I was born and raised Catholic. I went through all the motions: I received Holy Communion, attended Mass on Sundays and all the special days, but, I felt there was something missing. When people asked me questions like why people go to hell, or is Jesus’ becoming man similar to a ‘reincarnation’, I had a very hard time answering these questions and explaining my faith. And honestly, I was embarrassed by this. I felt like a hypocrite. How can I actively practice my faith when I couldn’t even explain it to other people?
When I heard about Faith Studies, to be honest, I didn’t have high expectations. I thought, I might learn a few new things about my faith, so I might as well try, as I have nothing to lose. To my surprise, Faith Studies really opened my eyes. The analogies presented and explained allowed me to understand my faith on a level that I could relate to. It never occurred to me to ask the Holy Spirit for help until the chocolate milk analogy was explained in the Source study, and my eureka moment came when we talked about the bridge analogy in the Discovery study. The bridge had already been built – I just needed to walk across it. I realized then that God had provided everything, and what I needed to do was simply accept His invitation to have a relationship with Him.
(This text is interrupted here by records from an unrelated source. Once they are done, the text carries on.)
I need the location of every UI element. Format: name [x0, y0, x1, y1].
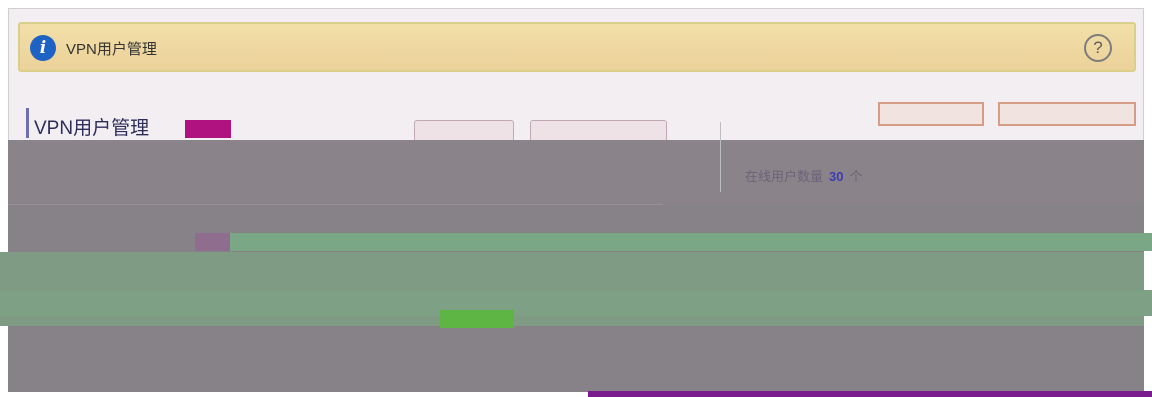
bottom-progress-bar [588, 391, 1152, 397]
online-count: 30 [829, 169, 844, 184]
online-label-prefix: 在线用户数量 [745, 169, 824, 184]
status-badge [440, 310, 514, 328]
action-button-2[interactable] [998, 102, 1136, 126]
online-label-suffix: 个 [849, 169, 863, 184]
section-accent [26, 108, 29, 138]
table-header-marker [195, 233, 230, 251]
info-icon: i [30, 35, 56, 61]
info-bar-title: VPN用户管理 [66, 41, 157, 58]
section-title: VPN用户管理 [34, 118, 150, 139]
table-header [230, 233, 1152, 251]
panel-top-band [8, 140, 1144, 204]
info-bar: i VPN用户管理 ? [18, 22, 1136, 72]
question-circle-icon[interactable]: ? [1084, 34, 1112, 62]
section-title-highlight [185, 120, 231, 138]
online-user-count: 在线用户数量 30 个 [745, 166, 863, 185]
divider-line [8, 204, 663, 205]
table-row-strip [0, 290, 1152, 316]
vertical-separator [720, 122, 721, 192]
action-button-1[interactable] [878, 102, 984, 126]
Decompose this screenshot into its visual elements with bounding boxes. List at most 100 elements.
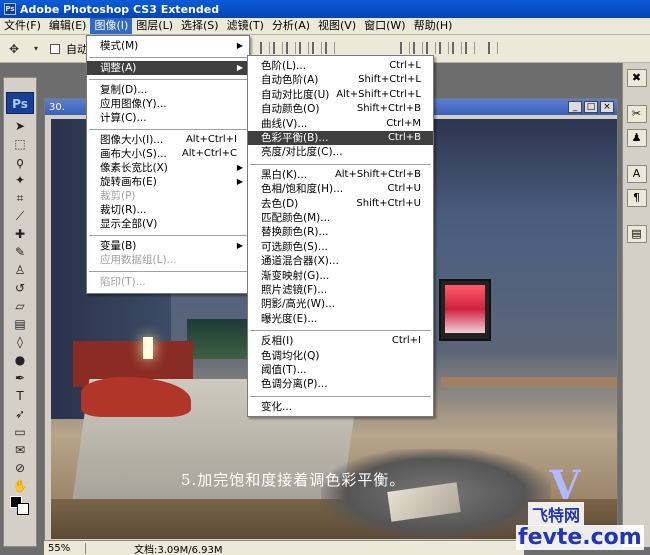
adjust_menu-item[interactable]: 亮度/对比度(C)...: [248, 145, 433, 159]
brushes-panel-icon[interactable]: ✂: [626, 105, 647, 123]
menu-9[interactable]: 帮助(H): [410, 18, 457, 34]
adjust_menu-item[interactable]: 黑白(K)... Alt+Shift+Ctrl+B: [248, 168, 433, 182]
menu-7[interactable]: 视图(V): [314, 18, 360, 34]
image_menu-item[interactable]: 像素长宽比(X) ▶: [87, 161, 249, 175]
path-selection-tool-icon[interactable]: ➶: [7, 406, 33, 422]
adjust_menu-item[interactable]: 自动色阶(A) Shift+Ctrl+L: [248, 73, 433, 87]
pen-tool-icon[interactable]: ✒: [7, 370, 33, 386]
adjust_menu-item[interactable]: 色彩平衡(B)... Ctrl+B: [248, 131, 433, 145]
menu-6[interactable]: 分析(A): [268, 18, 314, 34]
distribute-top-icon[interactable]: [400, 42, 410, 54]
tool-preset-dropdown-icon[interactable]: ▾: [28, 41, 44, 57]
magic-wand-tool-icon[interactable]: ✦: [7, 172, 33, 188]
adjust_menu-item[interactable]: 色相/饱和度(H)... Ctrl+U: [248, 182, 433, 196]
adjust_menu-item[interactable]: 阈值(T)...: [248, 363, 433, 377]
image_menu-item[interactable]: 图像大小(I)... Alt+Ctrl+I: [87, 133, 249, 147]
distribute-middle-icon[interactable]: [413, 42, 423, 54]
adjust_menu-item[interactable]: 自动颜色(O) Shift+Ctrl+B: [248, 102, 433, 116]
image_menu-item[interactable]: 旋转画布(E) ▶: [87, 175, 249, 189]
align-left-icon[interactable]: [299, 42, 309, 54]
distribute-bottom-icon[interactable]: [426, 42, 436, 54]
adjust_menu-item[interactable]: 色阶(L)... Ctrl+L: [248, 59, 433, 73]
type-tool-icon[interactable]: T: [7, 388, 33, 404]
adjust_menu-item[interactable]: 反相(I) Ctrl+I: [248, 334, 433, 348]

I grew up believing that we need to be tough. At a very young age, I was pushed to run faster, hit harder, jump higher, beat my opponent. If I did these I got a pat on the back and was praised for doing a great job! Humility and meekness were perceived as weaknesses. But Faith Studies made me realize that God does not require me to be ‘macho’ in front of Him, or that I have to try to do everything myself. I can learn to let go of the steering wheel by trusting Him, and letting the Holy Spirit guide my sailboat.
I am not very open about my emotions. I do not talk about my feelings let alone openly talk about my faith. Through Faith Studies I learned that when I listen, share, and dialogue with my leader and the other participants, it deepens my understanding. The setting is very relaxed and the online Zoom set-up is a bonus for me because it can be done from the comfort of my home, so I don’t have to rush out again after coming home from work.
I have completed the first two levels of Faith Studies and I’m looking forward to continuing into the third level this round. Faith Studies gave me these ‘gems’ that I still carry with me and I want you to find those gems as well! If you have not taken Faith Studies, I highly encourage you to try it!
Please pray for my journey as I will pray for yours as well.